= Home After Three Months Away =

1959 poem by Robert Lowell

'Home After Three Months Away' is one of several "confessional" poems by Robert Lowell which appeared in his book Life Studies.

==Background==
The poem was written after Lowell started returning home for weekends from the McLean Hospital, where he was being treated for mental illness, in Belmont, Boston in early 1958. Lowell was finally released from McLean in June 1959.

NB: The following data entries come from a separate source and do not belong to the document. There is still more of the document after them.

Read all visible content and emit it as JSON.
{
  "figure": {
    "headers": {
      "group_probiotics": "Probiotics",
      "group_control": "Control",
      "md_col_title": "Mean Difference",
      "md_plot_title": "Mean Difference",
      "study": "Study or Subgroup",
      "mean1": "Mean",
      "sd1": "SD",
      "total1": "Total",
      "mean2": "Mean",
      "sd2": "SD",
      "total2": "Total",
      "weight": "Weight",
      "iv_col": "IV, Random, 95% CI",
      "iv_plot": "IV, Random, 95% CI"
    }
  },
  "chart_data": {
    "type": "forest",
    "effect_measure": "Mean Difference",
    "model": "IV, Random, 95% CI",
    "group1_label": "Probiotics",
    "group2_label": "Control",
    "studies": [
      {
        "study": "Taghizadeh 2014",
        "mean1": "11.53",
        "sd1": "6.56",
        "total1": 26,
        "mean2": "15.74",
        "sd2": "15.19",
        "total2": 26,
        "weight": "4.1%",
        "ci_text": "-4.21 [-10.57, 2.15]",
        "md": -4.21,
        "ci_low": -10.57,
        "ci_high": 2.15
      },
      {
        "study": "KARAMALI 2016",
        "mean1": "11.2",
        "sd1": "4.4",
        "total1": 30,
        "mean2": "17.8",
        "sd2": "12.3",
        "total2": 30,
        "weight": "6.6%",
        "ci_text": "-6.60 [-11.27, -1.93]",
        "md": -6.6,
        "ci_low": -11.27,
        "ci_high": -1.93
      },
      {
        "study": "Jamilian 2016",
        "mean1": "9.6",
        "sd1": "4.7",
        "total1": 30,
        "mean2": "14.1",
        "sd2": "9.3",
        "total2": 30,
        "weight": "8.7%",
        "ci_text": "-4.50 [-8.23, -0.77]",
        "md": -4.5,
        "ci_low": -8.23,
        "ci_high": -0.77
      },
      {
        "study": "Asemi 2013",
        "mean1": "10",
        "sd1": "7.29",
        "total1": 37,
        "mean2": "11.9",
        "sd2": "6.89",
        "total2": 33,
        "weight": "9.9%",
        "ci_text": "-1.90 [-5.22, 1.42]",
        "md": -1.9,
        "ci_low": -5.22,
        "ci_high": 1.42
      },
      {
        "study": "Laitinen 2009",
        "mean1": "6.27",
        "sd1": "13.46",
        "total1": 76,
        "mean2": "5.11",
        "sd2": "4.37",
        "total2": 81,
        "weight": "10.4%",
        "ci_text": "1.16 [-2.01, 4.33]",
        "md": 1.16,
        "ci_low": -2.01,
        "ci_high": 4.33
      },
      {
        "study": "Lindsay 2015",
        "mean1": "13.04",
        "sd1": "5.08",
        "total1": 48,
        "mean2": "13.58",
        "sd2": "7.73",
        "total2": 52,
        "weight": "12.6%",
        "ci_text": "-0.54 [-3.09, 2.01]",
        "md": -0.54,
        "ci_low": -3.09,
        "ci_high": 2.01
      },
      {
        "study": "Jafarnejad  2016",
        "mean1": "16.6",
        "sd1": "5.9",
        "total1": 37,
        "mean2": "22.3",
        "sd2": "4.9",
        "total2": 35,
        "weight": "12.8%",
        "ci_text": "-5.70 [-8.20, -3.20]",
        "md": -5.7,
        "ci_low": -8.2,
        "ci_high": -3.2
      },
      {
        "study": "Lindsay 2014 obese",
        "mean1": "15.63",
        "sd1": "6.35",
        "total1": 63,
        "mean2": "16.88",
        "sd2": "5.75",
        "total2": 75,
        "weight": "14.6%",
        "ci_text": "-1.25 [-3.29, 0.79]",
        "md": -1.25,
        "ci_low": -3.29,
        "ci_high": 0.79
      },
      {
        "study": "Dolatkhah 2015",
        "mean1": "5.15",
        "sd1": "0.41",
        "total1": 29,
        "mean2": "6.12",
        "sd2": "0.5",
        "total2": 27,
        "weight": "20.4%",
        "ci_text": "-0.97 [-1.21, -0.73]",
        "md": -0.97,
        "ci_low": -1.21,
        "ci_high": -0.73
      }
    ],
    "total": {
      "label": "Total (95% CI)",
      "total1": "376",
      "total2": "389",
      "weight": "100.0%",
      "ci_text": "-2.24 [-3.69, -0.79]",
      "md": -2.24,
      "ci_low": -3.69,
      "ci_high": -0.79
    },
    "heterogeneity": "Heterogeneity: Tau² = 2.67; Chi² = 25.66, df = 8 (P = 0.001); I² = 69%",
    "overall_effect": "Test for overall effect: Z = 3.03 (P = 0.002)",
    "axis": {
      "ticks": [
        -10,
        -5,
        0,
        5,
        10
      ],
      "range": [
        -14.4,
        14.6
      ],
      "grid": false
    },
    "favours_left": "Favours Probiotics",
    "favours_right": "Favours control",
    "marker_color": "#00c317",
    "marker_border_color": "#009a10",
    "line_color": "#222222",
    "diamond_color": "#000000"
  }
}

Ian Hamilton, who wrote a biography on Lowell, suggests that the poem owes something to W.D. Snodgrass' poem "Heart's Needle" since "Heart's Needle," which came out prior to Life Studies, focused on Snodgrass' relationship with his child. Although "Home After Three Months Away" is really about Lowell's struggle to recover from a mental breakdown, the narrative of the poem focuses on his relationship with his daughter, Harriet.

==Content==

He begins the poem by noting the absence of his daughter's former caretaker; then he describes his interactions with his daughter as he's bathing her. But by the end of the poem, he is focused on the subject of his fragile mental state which he compares to the flowers in the garden: "Bushed by the late spring snow,/ they cannot meet/ another year's snowballing enervation." Lowell concludes the poem with the line, "Cured, I am frizzled, stale, and small." The line implies that the treatments he received at McLean Hospital left him feeling worse.